Many shed tears for Pomiuk when he was gone. They missed his joyous laughter and his smiling face. Doctor Grenfell missed him sorely. He could not forget the suffering, naked little boy that he had rescued from the rocks of Nachvak Bay, and he decided that some provision should be made to care for the other orphaned, homeless, neglected children of Labrador. In some way, he decided, the funds for such a home had to be found, though he had no means then at his disposal for the purpose. He further decided that the home must not be an institution merely but a real home made pleasant for the boys and girls, where they would have motherly care and sympathy, and where they should have a school to go to like the children of our own favoured land.

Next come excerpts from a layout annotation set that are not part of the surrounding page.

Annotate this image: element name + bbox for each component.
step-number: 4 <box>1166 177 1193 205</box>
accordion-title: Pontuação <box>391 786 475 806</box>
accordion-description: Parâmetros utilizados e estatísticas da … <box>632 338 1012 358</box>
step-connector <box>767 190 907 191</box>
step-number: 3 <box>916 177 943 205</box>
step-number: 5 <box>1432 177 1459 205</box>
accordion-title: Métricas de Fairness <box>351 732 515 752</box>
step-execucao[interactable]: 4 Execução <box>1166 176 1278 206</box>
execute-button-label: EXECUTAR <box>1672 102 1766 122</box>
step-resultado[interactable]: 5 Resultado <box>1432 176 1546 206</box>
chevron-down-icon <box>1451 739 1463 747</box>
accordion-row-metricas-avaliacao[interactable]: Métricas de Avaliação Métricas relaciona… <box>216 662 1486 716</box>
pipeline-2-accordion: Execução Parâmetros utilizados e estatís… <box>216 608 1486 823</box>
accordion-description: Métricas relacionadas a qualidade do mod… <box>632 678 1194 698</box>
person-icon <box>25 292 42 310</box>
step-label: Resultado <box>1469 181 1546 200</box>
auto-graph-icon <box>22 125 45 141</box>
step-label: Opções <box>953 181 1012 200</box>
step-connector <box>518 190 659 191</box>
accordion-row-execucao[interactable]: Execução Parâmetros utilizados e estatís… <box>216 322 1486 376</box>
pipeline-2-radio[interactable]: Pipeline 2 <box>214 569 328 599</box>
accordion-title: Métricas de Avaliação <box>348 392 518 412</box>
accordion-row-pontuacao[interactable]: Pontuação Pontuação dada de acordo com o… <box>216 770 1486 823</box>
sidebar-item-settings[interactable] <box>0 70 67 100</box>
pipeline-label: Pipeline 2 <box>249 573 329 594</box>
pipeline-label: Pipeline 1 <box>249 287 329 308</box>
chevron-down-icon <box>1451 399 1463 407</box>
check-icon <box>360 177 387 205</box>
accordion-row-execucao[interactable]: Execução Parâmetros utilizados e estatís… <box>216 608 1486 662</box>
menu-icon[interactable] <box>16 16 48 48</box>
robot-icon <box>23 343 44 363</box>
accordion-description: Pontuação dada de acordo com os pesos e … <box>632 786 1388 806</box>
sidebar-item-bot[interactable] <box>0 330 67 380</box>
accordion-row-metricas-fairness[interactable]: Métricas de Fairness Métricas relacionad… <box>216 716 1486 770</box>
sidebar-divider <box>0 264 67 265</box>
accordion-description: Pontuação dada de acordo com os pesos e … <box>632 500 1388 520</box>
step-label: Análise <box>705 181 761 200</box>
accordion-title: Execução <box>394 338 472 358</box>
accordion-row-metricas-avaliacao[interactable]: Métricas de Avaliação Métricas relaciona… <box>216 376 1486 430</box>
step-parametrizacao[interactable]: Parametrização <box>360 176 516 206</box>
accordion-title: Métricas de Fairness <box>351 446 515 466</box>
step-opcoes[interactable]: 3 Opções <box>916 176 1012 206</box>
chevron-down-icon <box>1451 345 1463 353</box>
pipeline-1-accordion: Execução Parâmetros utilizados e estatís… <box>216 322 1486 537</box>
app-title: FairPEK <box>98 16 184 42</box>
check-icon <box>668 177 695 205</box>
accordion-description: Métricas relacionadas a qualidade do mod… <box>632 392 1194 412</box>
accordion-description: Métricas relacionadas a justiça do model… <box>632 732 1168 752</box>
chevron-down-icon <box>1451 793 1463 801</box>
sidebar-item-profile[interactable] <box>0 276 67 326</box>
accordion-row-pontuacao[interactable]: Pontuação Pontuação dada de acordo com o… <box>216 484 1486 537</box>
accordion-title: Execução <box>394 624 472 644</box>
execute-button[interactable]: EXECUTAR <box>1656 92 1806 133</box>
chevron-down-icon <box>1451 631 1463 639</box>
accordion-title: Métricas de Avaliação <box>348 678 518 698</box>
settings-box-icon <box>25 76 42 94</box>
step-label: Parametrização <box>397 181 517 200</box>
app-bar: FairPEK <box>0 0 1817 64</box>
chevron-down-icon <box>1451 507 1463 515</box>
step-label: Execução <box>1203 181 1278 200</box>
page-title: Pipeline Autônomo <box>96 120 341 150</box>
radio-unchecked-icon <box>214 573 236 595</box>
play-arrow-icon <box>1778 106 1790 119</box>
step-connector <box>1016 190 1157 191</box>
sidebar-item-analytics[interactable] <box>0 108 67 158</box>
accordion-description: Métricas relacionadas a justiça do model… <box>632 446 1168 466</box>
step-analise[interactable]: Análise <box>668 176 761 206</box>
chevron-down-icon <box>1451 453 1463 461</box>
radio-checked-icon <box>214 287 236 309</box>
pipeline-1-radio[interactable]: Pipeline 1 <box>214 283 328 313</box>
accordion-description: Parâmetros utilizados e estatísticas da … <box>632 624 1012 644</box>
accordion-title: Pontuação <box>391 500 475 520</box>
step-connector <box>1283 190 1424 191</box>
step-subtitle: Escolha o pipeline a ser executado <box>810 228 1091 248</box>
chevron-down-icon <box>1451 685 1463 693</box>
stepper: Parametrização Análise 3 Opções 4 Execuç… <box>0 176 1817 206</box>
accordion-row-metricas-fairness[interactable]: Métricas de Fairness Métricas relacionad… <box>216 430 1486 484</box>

With cheerful optimism and heroic determination Doctor Grenfell set for himself the task of establishing such a home. And in the end great things grew out of the suffering and death of Gabriel Pomiuk. The splendid courage and cheerfulness of the little Eskimo lad was to result in happiness for many other little sufferers. Now, as always it was, with Doctor Grenfell, “I can if I will,”—none of the uncertainty of, “I will if I can.” He pitched into the work of raising money to build that children’s home. He lectured, and wrote, and talked about it in his usual enthusiastic way, and money began to come to him from good people all over the world. At length enough was raised and the home was built.
He had already picked up and taken into his mission family so many boys and girls, orphans or otherwise, that were without home or shelter, and that he could not leave behind him to suffer and die, that he had nearly enough on his hands to populate the new building before it was ready for them. Indeed he soon found himself almost in the position of the “old woman that lived in a shoe,” and “had so many children she didn’t know what to do.” His big kind fatherly heart would never permit him to abandon a homeless child, and so he took them under his care, and somehow always managed to provide for them.
It was about the time of Pomiuk’s death, I believe, that the first of these children came to him. One day, when cruising north in the Strathcona, he was told that a family living in an isolated and lonely spot on the Labrador coast required the attention of a doctor. He answered the call at once.
When he approached the bleak headland where the cabin stood, and his vessel hove her anchor, he was quite astonished that no one came out of the cabin to offer welcome, as is the custom with Labradormen everywhere when vessels anchor near their homes. He and his mate were put ashore in a boat, and as they walked up the trail to the cabin still no one appeared and no smoke issued from the stovepipe, which, rising through the roof, served as a chimney. When he lifted the latch he was quite decided no one, after all, was at home.
Upon entering the cabin a shocking scene presented itself. The mother of the family lay upon the bed with wide-open stare. Doctor Grenfell’s practiced eye told him she was dead. The father, a Scotch fisherman and trapper, was stretched upon the floor, helplessly ill, and a hasty examination proved that he was dying. Five frightened, hungry, cold little children were huddled in a corner.